What if foreign subsidy “targets” domestic industry? We should first look in the mirror: is our government making it harder than necessary to make goods at home? Am I as productive as I can be?
Our company faces stiff foreign competition, here at home, and around the world. We must compete to serve, and not just with price, but also quality, features, innovation, delivery, and service. I call it PQFIDS. We all want to buy quality products from responsible suppliers at fair prices. Price is just ONE factor. What’s in the product? (A very important question when we consider cybersecurity!) Who made it? Can I get support? Will the supplier do something special for me? Is it safe? Do I trust them? We’re successful here at home, I believe, because we usually get those questions right. And, let’s face it: an imported product already has the expense of customs delays and transportation, and other logistical concerns.
Tariffs will make the costs of our products increase, as we do have some foreign content. We must absorb or share those additional costs. Either we or our customers will pay this federal tax. And eventually we will all pay more for electricity.
Our best and largest trade partners are Canada and Mexico. We all benefit daily from NAFTA and the successor, which have been fostering free trade for decades now. We’ve become closer than ever, making it easier to resolve other problems.
What about counter-tariffs? Two wrongs don’t make a right. If China targets US auto production with tariffs (a project for State or Commerce), doesn’t it make sense for the US to tariff Chinese cars? NO! China unfairly taxing their citizens when they choose to buy a US car is NO reason for the US to tax you or me if we choose to buy Chinese. (I wouldn’t buy a Chinese car, because I feel I get a higher-quality better-supported car from, say, Ford…even though the manual transmission in it was probably designed by a German company which has it made in China for them for Ford for me. You may feel different. That’s economic and political freedom.)

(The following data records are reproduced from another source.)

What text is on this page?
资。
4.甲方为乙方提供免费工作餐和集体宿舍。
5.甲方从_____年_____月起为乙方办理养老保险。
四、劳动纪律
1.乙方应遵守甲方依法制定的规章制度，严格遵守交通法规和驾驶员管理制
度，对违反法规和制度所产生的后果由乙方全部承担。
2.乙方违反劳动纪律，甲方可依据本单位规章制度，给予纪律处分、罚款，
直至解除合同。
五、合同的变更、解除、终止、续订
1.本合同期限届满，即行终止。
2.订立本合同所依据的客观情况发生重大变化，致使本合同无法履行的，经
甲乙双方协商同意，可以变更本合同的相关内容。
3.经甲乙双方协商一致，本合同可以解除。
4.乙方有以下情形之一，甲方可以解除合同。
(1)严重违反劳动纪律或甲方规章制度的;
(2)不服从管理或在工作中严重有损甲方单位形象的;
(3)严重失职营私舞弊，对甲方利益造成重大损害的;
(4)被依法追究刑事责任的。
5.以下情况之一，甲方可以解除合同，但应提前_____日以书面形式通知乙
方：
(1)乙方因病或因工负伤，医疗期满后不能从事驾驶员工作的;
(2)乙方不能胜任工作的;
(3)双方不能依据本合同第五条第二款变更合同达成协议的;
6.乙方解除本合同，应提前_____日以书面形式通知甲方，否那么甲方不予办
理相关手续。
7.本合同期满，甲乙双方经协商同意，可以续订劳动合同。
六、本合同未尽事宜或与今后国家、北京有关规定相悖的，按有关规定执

We do not want sand in the gears of our economic and political freedom than we want sand in the gears of our car transmissions. Counter-tariffs, just like tariffs, increase what we all pay. The government takes the money from us all. It’s almost as hidden of a tax as inflation!
I’ve tried to imagine what a world of tariffs and counter-tariffs looks like. Imagine a world with three countries, A, B, and C. Draw a tic-tac-toe matrix with nine boxes. Label the columns and rows ABC. Call the columns the taxing countries, and the rows the taxed ones. The squares down the diagonal, AA BB CC, are cells with taxes country A places on itself, B on B, C on C. The six off-diagonal boxes are the tariffs A places on B; A on C; etc. These boxes are tariffs and counter-tariffs. Now extend it into three dimensions…one tic-tac-toe board for each product!
Let’s expand it to 100 countries, and 1000 products. That’s 10,000,000 tariffs and counter tariffs!...minus a few boxes down the diagonal. For any one country, it’s 20,000 to manage. If we allocate 10 products to one tariff manager, then we’d need 2,000 tariff managers, plus probably another 200 supervisors, plus buildings, computers, desks, etc. Counter-tariffing seems to be tit-for-tat, so this is dynamic…changing daily.
Those 2,200 folks would need to package up their work, and send it out to every customs agent, who would have to try to understand it all. What’s in the box? What mix of products is it? What’s the tariff for each? You can see that the administration of tariffs by the federal government must necessarily EXPAND the federal government, all for no good end.
All this is sand in the gears of free enterprise at the expense of our economic and political freedom, the destruction of business relationships and investment, and iced with the frosting of new taxes. Adam Smith explained it 250 years ago. It didn’t work 105 years ago when Smoot and Hawley tried it. Milton Friedman taught us more not to do it. And it won’t work now.